The Correct Option is D

We are given the following data:
- Pressure \(P = 715 \, \text{mm Hg}\)
- Volume of evolved gas \(V = 80 \, \text{mL}\)
- Temperature \(T = 300 \, \text{K}\)
- Mass of organic compound \(m = 0.4 \, \text{g}\)
- Aqueous tension at 300 K = 15 mm Hg We need to calculate the percentage of nitrogen in the organic compound. 1. First, we use the Ideal Gas Law to find the number of moles of N\(_2\): \[ PV = nRT \] Where: - \(P = 715 - 15 = 700 \, \text{mm Hg}\) (subtract aqueous tension), - \(R = 0.0821 \, \text{L atm} / \text{mol K}\),
- \(T = 300 \, \text{K}\),
- \(V = 80 \, \text{mL} = 0.08 \, \text{L}\).

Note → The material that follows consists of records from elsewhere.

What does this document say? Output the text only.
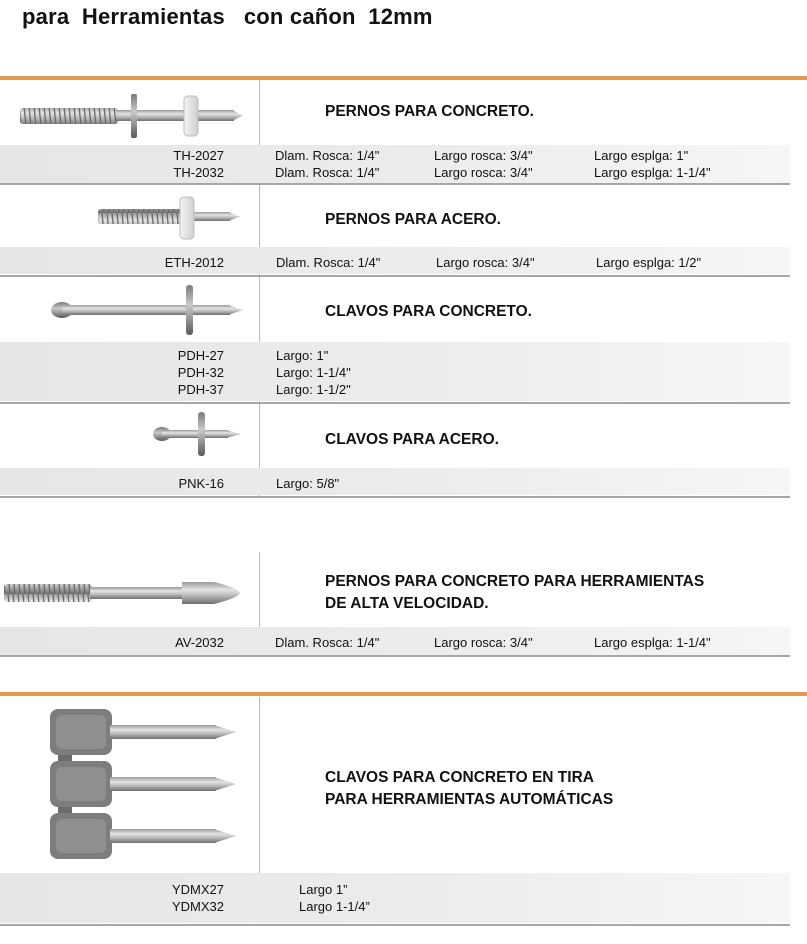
para  Herramientas   con cañon  12mm
PERNOS PARA CONCRETO.
TH-2027	Dlam. Rosca: 1/4"	Largo rosca: 3/4"	Largo esplga: 1"
TH-2032	Dlam. Rosca: 1/4"	Largo rosca: 3/4"	Largo esplga: 1-1/4"
PERNOS PARA ACERO.
ETH-2012	Dlam. Rosca: 1/4"	Largo rosca: 3/4"	Largo esplga: 1/2"
CLAVOS PARA CONCRETO.
PDH-27	Largo: 1"
PDH-32	Largo: 1-1/4"
PDH-37	Largo: 1-1/2"
CLAVOS PARA ACERO.
PNK-16	Largo: 5/8"
PERNOS PARA CONCRETO PARA HERRAMIENTAS
DE ALTA VELOCIDAD.
AV-2032	Dlam. Rosca: 1/4"	Largo rosca: 3/4"	Largo esplga: 1-1/4"
CLAVOS PARA CONCRETO EN TIRA
PARA HERRAMIENTAS AUTOMÁTICAS
YDMX27	Largo 1”
YDMX32	Largo 1-1/4”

Rearranging the Ideal Gas Law to solve for \(n\) (moles of N\(_2\)): \[ n = \frac{PV}{RT} \] Substituting the values: \[ n = \frac{700 \times 0.08}{0.0821 \times 300} \] \[ n = 0.0284 \, \text{mol} \] 2. Now, we calculate the mass of nitrogen in the sample: - The molar mass of N\(_2\) is \(28 \, \text{g/mol}\). - The mass of nitrogen is: \[ \text{Mass of N} = n \times \text{Molar mass of N}_2 = 0.0284 \times 28 = 0.7952 \, \text{g} \] 3. Finally, we calculate the percentage of nitrogen in the organic compound: \[ \% \, \text{of N} = \frac{\text{Mass of N}}{\text{Mass of sample}} \times 100 = \frac{0.7952}{0.4} \times 100 = 15.83\% \] Thus, the percentage of nitrogen in the organic compound is \(15.83\%\).